PHOENIX — More than 2.4 million crimes, whose victims suspect were motivated by hate, were committed across the United States in the five years between 2012 and 2016, according to a News21 analysis of the federal National Crime Victimization Survey, which interviews tens of thousands of Americans annually.
Jack McDevitt, director of Northeastern University’s Institute on Race and Justice, said the victimization survey data are important in determining victims’ perceptions of hate crimes at a time of cultural and political upheaval in the United States.
“Groups such as black Americans and the LGBTQ community have historically and consistently been targeted by hate crimes. However, external events and politics can change attitudes towards certain groups,” McDevitt said. “Whenever controversial things happen, it empowers the haters to go ahead and act out because they believe that people share their bias.”
Over the last eight months, News21 journalists reported from 36 states, which included a 7,000-mile road trip around the country to assess the state of hate in America.

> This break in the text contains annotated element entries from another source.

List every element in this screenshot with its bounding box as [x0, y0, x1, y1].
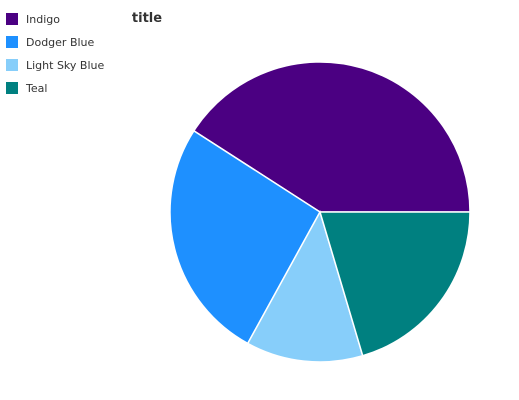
- legend-item-light-sky-blue: Light Sky Blue: [6, 59, 104, 72]
- legend-label: Light Sky Blue: [26, 59, 104, 72]
- legend-swatch: [6, 82, 18, 94]
- legend-swatch: [6, 13, 18, 25]
- pie-slice-light-sky-blue: [246, 210, 364, 363]
- legend-label: Teal: [25, 82, 47, 95]
- legend-label: Dodger Blue: [26, 36, 95, 49]
- pie-slice-dodger-blue: [169, 129, 321, 345]
- pie-slice-teal: [318, 211, 471, 357]
- legend-item-dodger-blue: Dodger Blue: [6, 36, 95, 49]
- legend-label: Indigo: [26, 13, 60, 26]
- chart-title: title: [132, 11, 162, 26]
- legend-swatch: [6, 59, 18, 71]
- legend-item-indigo: Indigo: [6, 13, 60, 26]
- legend-item-teal: Teal: [6, 82, 47, 95]
- legend: Indigo Dodger Blue Light Sky Blue Teal: [6, 13, 104, 95]
- legend-swatch: [6, 36, 18, 48]
- pie-slices: [169, 61, 471, 363]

Many victims of hate crimes are reluctant to report them to the police. And reported crimes do not always lead to arrests, prosecutions or even a record of hate crimes. Two-thirds of the victimization survey respondents who suspected they were targeted because of hate were unable to cite tangible evidence, such as hate speech, that could be used by law enforcement. Authorities could confirm only 2.5 percent of the reported crimes were motivated by hate.
What the victimization survey found has not been reflected in the FBI’s national hate crime data. In the same five-year period ending in 2016, the FBI counted only 30,000 hate crimes reported to them by local police. Only 12 percent of the nation’s police departments reported any hate crimes at all to the FBI.
“It’s important to look at the number of people who suspect they were a victim of a hate crime and not just the FBI data. People’s perception is their reality,” said attorney Roy Austin, a former deputy assistant attorney general of the Civil Rights Division of the U.S. Department of Justice. “A lot of these law enforcement agencies don’t believe that they have a problem with hate crimes. If they don’t think they have a problem, they won’t deal with it well.”